The pioneer – Final Fantasy VII | 1997 | PS1
Some have argued that FFVII was overrated, but there was never any doubt in our minds. Almost every aspect of it was a monumental step up from Final Fantasy VI. Its beautiful 3D environments, a convoluted plot that pulled on the heartstrings, and sheer damn length stunned gamers worldwide. Character development was pushed further than it had ever been, and despite the dodgy half size character models, comically lacking half of their facial features, they generated genuine emotional attachment. So much so that people are still trying to find ways to resurrect Aeris, while Cloud has gone on to be the archetype for every RPG hero since. Single handedly responsible for making RPGs mainstream in the West.
Raising the bar – The Elder Scrolls IV: Oblivion | 2006 | PC |Xbox 360 | PS3
A slap in the face to anyone who thinks offline means linear, the two most pertinent questions when faced with Oblivion are “where to start?” and “when to stop?” This is a game where you can do practically anything, from stealing horses and playing gladiators to joining guilds, protecting innocents and, in one particularly bad case of karma, contracting vampirism. Such breadth of content is balanced by two new mechanics – the monsters strength varies depending on yours (much more successful than the similar system in FFVIII ), so they always present a challenge, but no area is ever off limits because you are too weak; and there are no levels. Skills are honed by using them, encouraging you to do all manner of obscure tasks. Which partially justifies our penchant for stealing horses.

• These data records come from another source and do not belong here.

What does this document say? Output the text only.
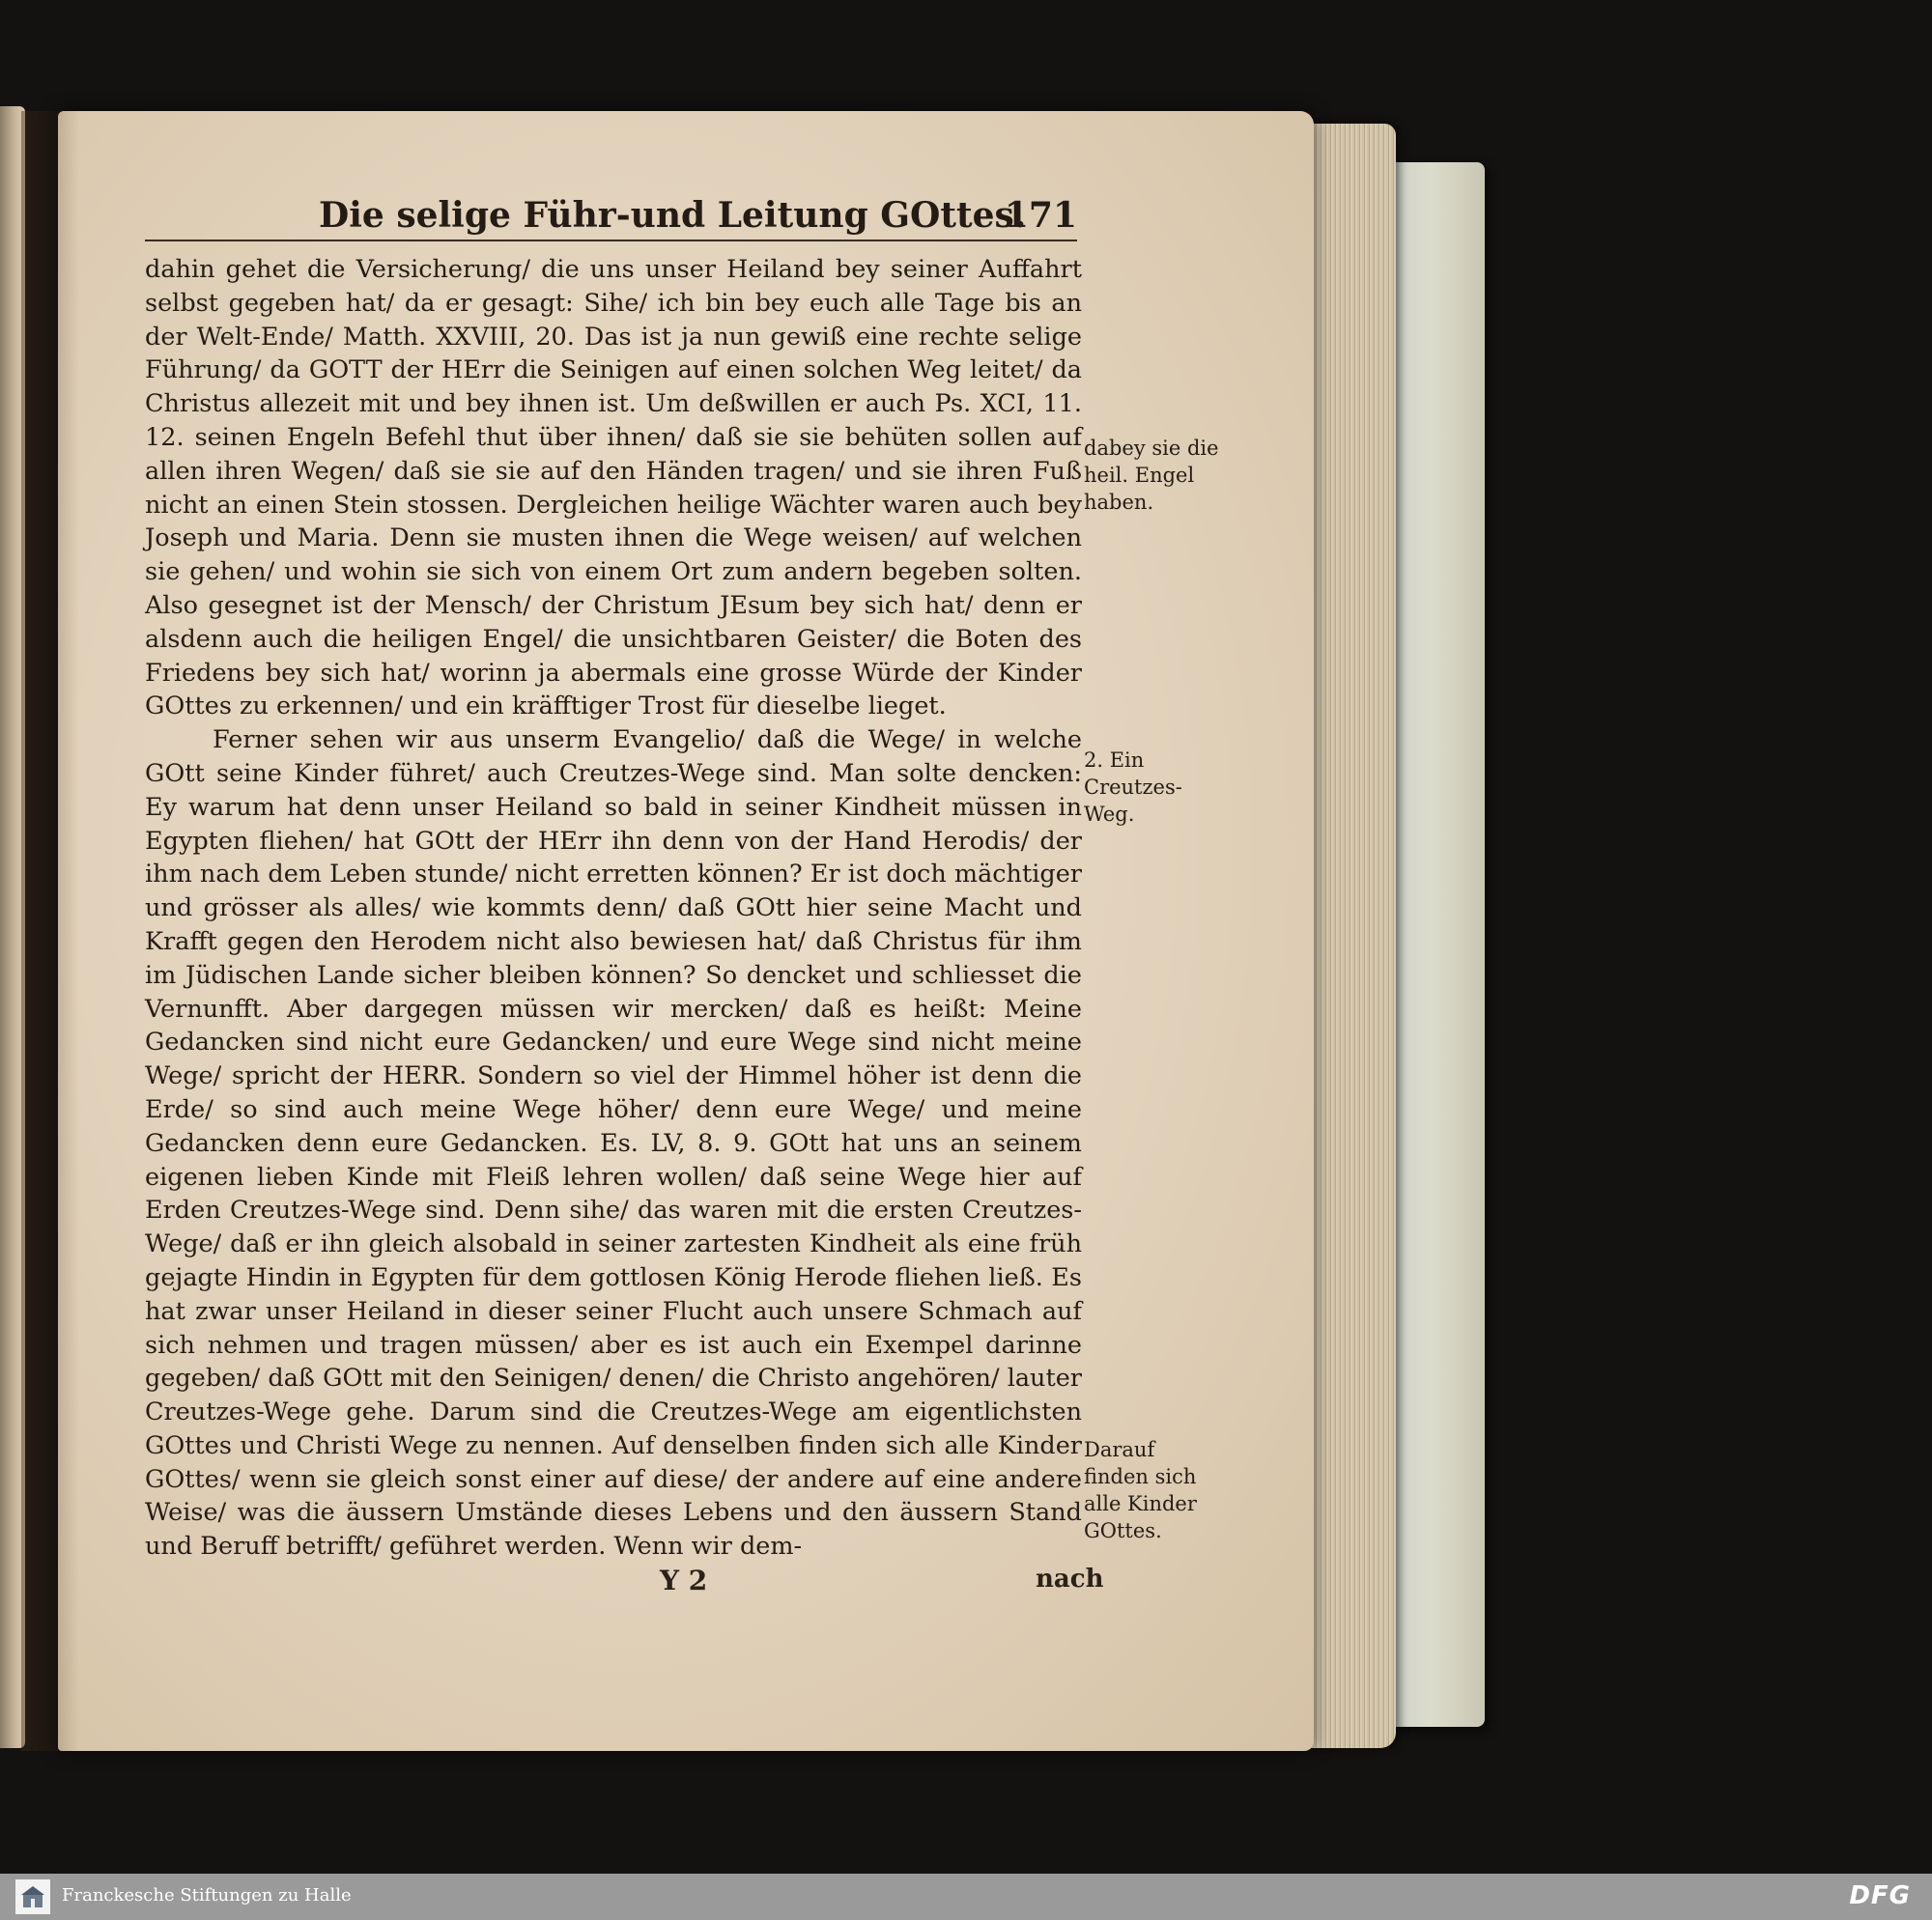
Die selige Führ-und Leitung GOttes.
171

dahin gehet die Versicherung/ die uns unser Heiland bey seiner Auffahrt selbst gegeben hat/ da er gesagt: Sihe/ ich bin bey euch alle Tage bis an der Welt-Ende/ Matth. XXVIII, 20. Das ist ja nun gewiß eine rechte selige Führung/ da GOTT der HErr die Seinigen auf einen solchen Weg leitet/ da Christus allezeit mit und bey ihnen ist. Um deßwillen er auch Ps. XCI, 11. 12. seinen Engeln Befehl thut über ihnen/ daß sie sie behüten sollen auf allen ihren Wegen/ daß sie sie auf den Händen tragen/ und sie ihren Fuß nicht an einen Stein stossen. Dergleichen heilige Wächter waren auch bey Joseph und Maria. Denn sie musten ihnen die Wege weisen/ auf welchen sie gehen/ und wohin sie sich von einem Ort zum andern begeben solten. Also gesegnet ist der Mensch/ der Christum JEsum bey sich hat/ denn er alsdenn auch die heiligen Engel/ die unsichtbaren Geister/ die Boten des Friedens bey sich hat/ worinn ja abermals eine grosse Würde der Kinder GOttes zu erkennen/ und ein kräfftiger Trost für dieselbe lieget.

Ferner sehen wir aus unserm Evangelio/ daß die Wege/ in welche GOtt seine Kinder führet/ auch Creutzes-Wege sind. Man solte dencken: Ey warum hat denn unser Heiland so bald in seiner Kindheit müssen in Egypten fliehen/ hat GOtt der HErr ihn denn von der Hand Herodis/ der ihm nach dem Leben stunde/ nicht erretten können? Er ist doch mächtiger und grösser als alles/ wie kommts denn/ daß GOtt hier seine Macht und Krafft gegen den Herodem nicht also bewiesen hat/ daß Christus für ihm im Jüdischen Lande sicher bleiben können? So dencket und schliesset die Vernunfft. Aber dargegen müssen wir mercken/ daß es heißt: Meine Gedancken sind nicht eure Gedancken/ und eure Wege sind nicht meine Wege/ spricht der HERR. Sondern so viel der Himmel höher ist denn die Erde/ so sind auch meine Wege höher/ denn eure Wege/ und meine Gedancken denn eure Gedancken. Es. LV, 8. 9. GOtt hat uns an seinem eigenen lieben Kinde mit Fleiß lehren wollen/ daß seine Wege hier auf Erden Creutzes-Wege sind. Denn sihe/ das waren mit die ersten Creutzes-Wege/ daß er ihn gleich alsobald in seiner zartesten Kindheit als eine früh gejagte Hindin in Egypten für dem gottlosen König Herode fliehen ließ. Es hat zwar unser Heiland in dieser seiner Flucht auch unsere Schmach auf sich nehmen und tragen müssen/ aber es ist auch ein Exempel darinne gegeben/ daß GOtt mit den Seinigen/ denen/ die Christo angehören/ lauter Creutzes-Wege gehe. Darum sind die Creutzes-Wege am eigentlichsten GOttes und Christi Wege zu nennen. Auf denselben finden sich alle Kinder GOttes/ wenn sie gleich sonst einer auf diese/ der andere auf eine andere Weise/ was die äussern Umstände dieses Lebens und den äussern Stand und Beruff betrifft/ geführet werden. Wenn wir dem-

dabey sie die heil. Engel haben.
2. Ein Creutzes-Weg.
Darauf finden sich alle Kinder GOttes.
Y 2	nach
Franckesche Stiftungen zu Halle	DFG
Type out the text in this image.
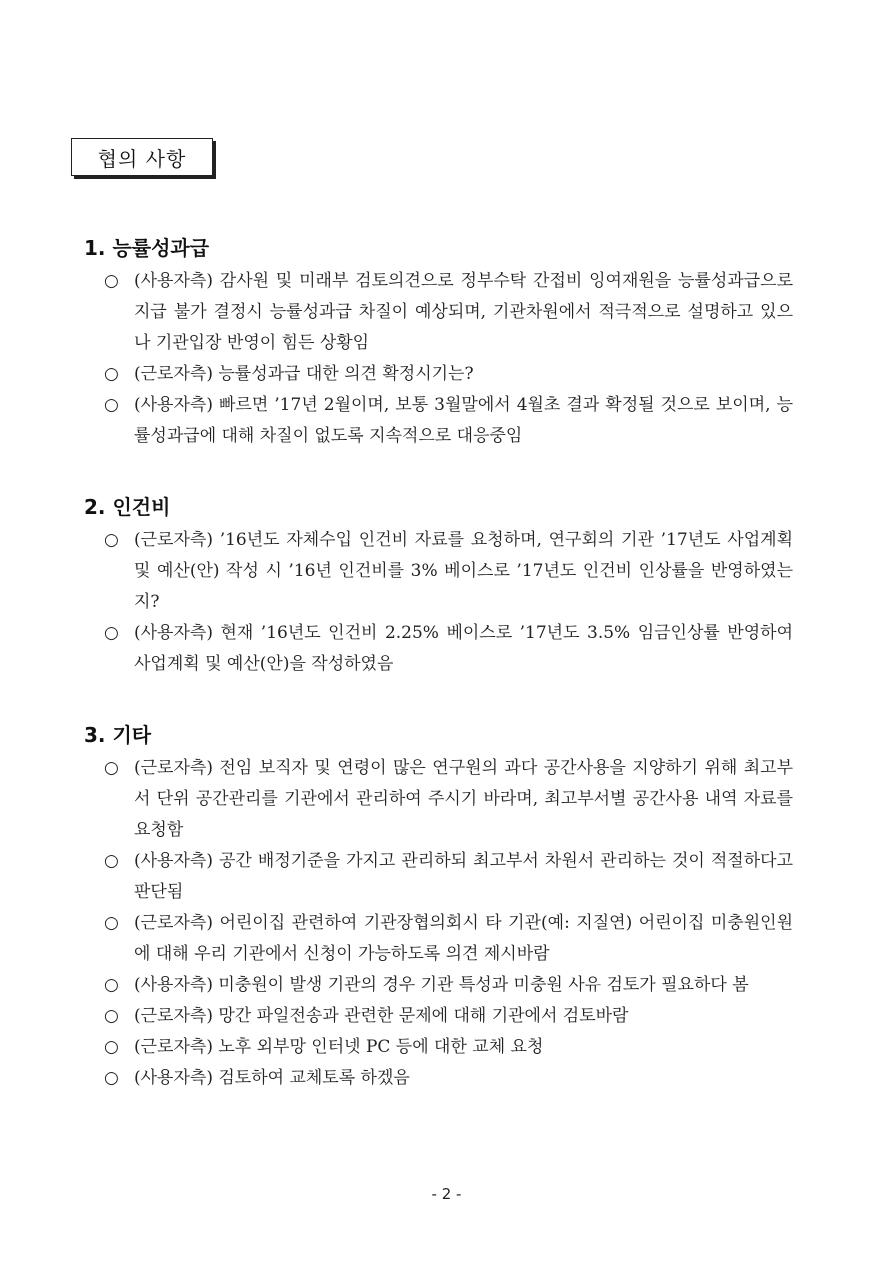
협의 사항
1. 능률성과급
○ (사용자측) 감사원 및 미래부 검토의견으로 정부수탁 간접비 잉여재원을 능률성과급으로 지급 불가 결정시 능률성과급 차질이 예상되며, 기관차원에서 적극적으로 설명하고 있으나 기관입장 반영이 힘든 상황임
○ (근로자측) 능률성과급 대한 의견 확정시기는?
○ (사용자측) 빠르면 ’17년 2월이며, 보통 3월말에서 4월초 결과 확정될 것으로 보이며, 능률성과급에 대해 차질이 없도록 지속적으로 대응중임
2. 인건비
○ (근로자측) ’16년도 자체수입 인건비 자료를 요청하며, 연구회의 기관 ’17년도 사업계획 및 예산(안) 작성 시 ’16년 인건비를 3% 베이스로 ’17년도 인건비 인상률을 반영하였는지?
○ (사용자측) 현재 ’16년도 인건비 2.25% 베이스로 ’17년도 3.5% 임금인상률 반영하여 사업계획 및 예산(안)을 작성하였음
3. 기타
○ (근로자측) 전임 보직자 및 연령이 많은 연구원의 과다 공간사용을 지양하기 위해 최고부서 단위 공간관리를 기관에서 관리하여 주시기 바라며, 최고부서별 공간사용 내역 자료를 요청함
○ (사용자측) 공간 배정기준을 가지고 관리하되 최고부서 차원서 관리하는 것이 적절하다고 판단됨
○ (근로자측) 어린이집 관련하여 기관장협의회시 타 기관(예: 지질연) 어린이집 미충원인원에 대해 우리 기관에서 신청이 가능하도록 의견 제시바람
○ (사용자측) 미충원이 발생 기관의 경우 기관 특성과 미충원 사유 검토가 필요하다 봄
○ (근로자측) 망간 파일전송과 관련한 문제에 대해 기관에서 검토바람
○ (근로자측) 노후 외부망 인터넷 PC 등에 대한 교체 요청
○ (사용자측) 검토하여 교체토록 하겠음
- 2 -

Don’t forget the story – for once in a good RPG, that is very easy.
Above:  Final Fantasy VII;  The Elder Scrolls IV: Oblivion;  Metal Dungeon;  Final Fantasy XIII
Scraping the barrel – Metal Dungeon | 2002 | Xbox
Metal Dungeon appears little more than a wolf in lambs clothing, masquerading as an RPG but being anything but. Sure, you wander around for a bit until you run into an invisible random monster, then switch to a specific battle screen for fisticuffs. Boxes ticked so far. But it is entirely devoid of plot, or any opportunity to explore. There are only 2 cut-scenes in the entire game. There are no towns, no people, no world. The entire game takes place inside the ten titular dungeons, all accessed from the menu screen, all of which are fashioned in the same monochrome metal rectangle. Does the combat system save it? Only if it would let your characters turn the gun on themselves.
Keep your eyes peeled for – Final Fantasy XIII | PS3
Remember the combat from the Final Fantasy Advent Children movie? That’s what the bods at Square-Enix are planning for the next installment of the FF franchise. Be very excited.